A clock has a minute hand10 inches long. What is the distance traveled by the tip of the minute hand in 1 day?
2 pi *10 inches per hour
one day is 24 hours two rotations on the clock. Each rotation is equal to 2 pi. then it will be 2 times 2 times pi.
apply the formula with radius equal to 10 inches:
S = r * central angle in radians
S = 10 * 4 * pi
S = 125.6 inches
To determine the distance traveled by the tip of the minute hand in 1 day, we need to calculate the circumference of the circle formed by the movement of the hand and multiply it by the number of complete rotations made in one day.

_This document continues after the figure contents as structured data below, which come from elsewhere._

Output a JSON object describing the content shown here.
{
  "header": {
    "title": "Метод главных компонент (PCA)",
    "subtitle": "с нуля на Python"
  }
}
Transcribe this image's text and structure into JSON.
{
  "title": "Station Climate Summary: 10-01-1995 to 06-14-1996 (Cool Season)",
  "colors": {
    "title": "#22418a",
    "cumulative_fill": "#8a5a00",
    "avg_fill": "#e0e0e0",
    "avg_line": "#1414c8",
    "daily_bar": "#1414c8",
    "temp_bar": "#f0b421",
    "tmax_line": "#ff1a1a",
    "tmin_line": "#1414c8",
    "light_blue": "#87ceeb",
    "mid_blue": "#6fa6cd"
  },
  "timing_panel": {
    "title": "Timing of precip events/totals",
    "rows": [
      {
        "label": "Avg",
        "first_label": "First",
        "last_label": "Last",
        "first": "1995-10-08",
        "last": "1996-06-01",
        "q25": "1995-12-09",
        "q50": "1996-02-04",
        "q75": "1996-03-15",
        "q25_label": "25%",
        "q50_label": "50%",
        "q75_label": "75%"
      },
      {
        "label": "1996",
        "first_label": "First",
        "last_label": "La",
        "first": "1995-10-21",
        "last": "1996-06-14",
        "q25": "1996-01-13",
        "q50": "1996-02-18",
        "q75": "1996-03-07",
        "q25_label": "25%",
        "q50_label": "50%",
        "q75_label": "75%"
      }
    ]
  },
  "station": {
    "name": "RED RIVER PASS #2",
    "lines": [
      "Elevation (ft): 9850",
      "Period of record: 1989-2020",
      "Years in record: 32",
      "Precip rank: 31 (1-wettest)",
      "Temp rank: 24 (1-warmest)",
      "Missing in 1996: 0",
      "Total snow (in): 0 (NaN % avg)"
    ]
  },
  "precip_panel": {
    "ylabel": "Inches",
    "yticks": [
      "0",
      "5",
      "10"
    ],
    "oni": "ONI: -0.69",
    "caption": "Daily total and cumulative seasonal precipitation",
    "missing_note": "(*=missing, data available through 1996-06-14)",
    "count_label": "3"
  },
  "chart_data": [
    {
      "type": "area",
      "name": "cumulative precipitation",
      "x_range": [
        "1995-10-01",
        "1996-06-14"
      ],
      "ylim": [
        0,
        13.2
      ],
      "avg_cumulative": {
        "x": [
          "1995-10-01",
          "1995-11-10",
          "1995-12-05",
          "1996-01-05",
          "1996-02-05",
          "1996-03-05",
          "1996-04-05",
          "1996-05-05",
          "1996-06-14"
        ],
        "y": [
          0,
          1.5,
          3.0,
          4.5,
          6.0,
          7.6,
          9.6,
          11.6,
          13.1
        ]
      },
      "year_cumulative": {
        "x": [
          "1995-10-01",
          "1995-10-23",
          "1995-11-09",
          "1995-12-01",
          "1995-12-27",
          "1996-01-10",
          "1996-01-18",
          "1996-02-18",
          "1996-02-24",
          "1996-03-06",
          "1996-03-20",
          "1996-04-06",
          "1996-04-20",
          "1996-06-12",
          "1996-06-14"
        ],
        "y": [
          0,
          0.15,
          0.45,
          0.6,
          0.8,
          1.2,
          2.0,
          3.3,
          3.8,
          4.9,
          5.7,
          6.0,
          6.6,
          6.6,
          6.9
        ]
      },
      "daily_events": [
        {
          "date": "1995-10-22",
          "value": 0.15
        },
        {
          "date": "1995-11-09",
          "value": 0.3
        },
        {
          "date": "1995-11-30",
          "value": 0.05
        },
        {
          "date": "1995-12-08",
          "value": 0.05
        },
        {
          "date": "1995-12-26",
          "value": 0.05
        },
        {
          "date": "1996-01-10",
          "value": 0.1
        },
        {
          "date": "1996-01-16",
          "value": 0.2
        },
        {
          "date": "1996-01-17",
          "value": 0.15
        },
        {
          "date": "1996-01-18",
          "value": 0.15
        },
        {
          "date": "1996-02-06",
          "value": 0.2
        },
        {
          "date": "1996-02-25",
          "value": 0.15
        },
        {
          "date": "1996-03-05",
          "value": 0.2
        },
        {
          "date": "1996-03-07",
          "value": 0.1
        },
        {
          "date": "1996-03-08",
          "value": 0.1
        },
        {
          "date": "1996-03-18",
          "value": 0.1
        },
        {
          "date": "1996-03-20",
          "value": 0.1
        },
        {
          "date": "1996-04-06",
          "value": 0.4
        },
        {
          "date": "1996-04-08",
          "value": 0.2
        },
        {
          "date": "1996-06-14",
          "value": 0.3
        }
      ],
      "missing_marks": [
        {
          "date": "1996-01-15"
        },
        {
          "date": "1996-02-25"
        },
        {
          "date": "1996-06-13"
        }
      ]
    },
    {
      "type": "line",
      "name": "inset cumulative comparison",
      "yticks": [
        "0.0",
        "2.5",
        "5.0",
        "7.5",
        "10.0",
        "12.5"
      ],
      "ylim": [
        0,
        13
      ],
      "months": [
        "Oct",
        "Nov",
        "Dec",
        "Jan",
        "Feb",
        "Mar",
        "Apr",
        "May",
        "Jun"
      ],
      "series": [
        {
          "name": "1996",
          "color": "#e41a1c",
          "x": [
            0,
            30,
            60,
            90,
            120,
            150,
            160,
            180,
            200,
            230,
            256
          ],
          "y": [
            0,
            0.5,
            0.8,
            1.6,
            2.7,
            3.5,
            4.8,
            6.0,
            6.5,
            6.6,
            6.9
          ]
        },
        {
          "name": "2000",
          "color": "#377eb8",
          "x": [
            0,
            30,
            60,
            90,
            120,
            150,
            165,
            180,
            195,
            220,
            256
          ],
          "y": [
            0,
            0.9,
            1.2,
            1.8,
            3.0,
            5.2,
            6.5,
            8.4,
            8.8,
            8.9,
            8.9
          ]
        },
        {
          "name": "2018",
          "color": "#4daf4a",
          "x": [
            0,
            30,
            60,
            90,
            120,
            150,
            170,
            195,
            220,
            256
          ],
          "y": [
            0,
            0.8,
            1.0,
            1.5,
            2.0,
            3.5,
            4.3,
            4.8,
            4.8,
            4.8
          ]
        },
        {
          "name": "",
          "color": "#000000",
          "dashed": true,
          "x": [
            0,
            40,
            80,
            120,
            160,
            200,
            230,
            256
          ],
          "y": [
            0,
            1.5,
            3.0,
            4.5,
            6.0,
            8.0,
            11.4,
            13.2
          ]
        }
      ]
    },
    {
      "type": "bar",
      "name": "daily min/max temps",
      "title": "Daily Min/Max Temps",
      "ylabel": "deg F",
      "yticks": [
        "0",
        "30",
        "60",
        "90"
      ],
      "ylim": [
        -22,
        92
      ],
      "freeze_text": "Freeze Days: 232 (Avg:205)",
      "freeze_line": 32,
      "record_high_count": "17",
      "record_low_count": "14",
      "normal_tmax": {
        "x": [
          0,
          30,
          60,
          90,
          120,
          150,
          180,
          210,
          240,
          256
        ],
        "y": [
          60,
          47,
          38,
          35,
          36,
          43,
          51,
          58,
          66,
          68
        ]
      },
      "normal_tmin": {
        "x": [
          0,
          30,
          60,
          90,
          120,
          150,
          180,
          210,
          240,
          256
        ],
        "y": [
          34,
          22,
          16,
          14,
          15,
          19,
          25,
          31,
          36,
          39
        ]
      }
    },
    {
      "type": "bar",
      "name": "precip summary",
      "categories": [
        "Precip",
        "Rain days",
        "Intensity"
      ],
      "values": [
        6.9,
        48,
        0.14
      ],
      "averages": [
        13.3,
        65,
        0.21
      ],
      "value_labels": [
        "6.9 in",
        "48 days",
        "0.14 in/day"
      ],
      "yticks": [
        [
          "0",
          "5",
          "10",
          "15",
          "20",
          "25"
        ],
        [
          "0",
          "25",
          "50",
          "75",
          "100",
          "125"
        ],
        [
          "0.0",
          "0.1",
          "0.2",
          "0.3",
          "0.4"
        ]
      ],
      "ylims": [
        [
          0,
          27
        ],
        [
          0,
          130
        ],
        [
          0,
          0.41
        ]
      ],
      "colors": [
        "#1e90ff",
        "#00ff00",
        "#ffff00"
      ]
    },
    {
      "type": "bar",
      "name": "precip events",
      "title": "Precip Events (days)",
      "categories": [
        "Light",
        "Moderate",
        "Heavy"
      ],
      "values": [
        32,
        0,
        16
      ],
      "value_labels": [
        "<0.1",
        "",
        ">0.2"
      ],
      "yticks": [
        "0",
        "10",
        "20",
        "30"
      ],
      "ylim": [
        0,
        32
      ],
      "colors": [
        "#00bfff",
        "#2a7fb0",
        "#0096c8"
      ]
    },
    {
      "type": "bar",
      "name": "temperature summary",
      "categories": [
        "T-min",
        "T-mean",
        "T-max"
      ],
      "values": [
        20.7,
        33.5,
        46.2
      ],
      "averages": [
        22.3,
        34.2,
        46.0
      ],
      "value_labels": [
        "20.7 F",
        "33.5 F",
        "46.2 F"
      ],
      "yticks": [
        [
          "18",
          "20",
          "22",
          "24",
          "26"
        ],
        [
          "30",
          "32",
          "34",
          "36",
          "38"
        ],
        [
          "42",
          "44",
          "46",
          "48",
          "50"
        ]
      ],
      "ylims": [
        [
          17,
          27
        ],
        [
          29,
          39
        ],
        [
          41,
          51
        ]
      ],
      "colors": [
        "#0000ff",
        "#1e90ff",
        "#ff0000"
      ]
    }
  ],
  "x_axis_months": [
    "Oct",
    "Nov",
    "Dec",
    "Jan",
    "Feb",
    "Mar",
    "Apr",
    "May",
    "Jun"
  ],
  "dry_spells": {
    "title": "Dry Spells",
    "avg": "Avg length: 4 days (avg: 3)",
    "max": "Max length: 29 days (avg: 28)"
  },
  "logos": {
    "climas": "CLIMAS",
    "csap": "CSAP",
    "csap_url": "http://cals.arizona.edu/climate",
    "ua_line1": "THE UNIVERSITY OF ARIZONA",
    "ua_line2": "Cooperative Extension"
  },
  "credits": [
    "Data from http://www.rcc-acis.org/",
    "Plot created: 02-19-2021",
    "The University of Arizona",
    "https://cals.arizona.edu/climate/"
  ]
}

The minute hand of a clock completes a full rotation every 60 minutes, which is equivalent to one hour. Since there are 24 hours in a day, the minute hand will complete 24 full rotations in a 24-hour period.
To calculate the circumference of the circle formed by the minute hand, we can use the formula: circumference = 2 * π * radius
Given that the length of the minute hand is 10 inches, the radius is equal to half of this value, which is 5 inches.
Therefore, the circumference is: 2 * π * 5 inches = 10π inches
To find the distance traveled by the tip of the minute hand in 1 day, we multiply the circumference by the number of rotations:
Distance = 10π inches * 24 rotations = 240π inches
So, the tip of the minute hand travels a distance of 240π inches in 1 day.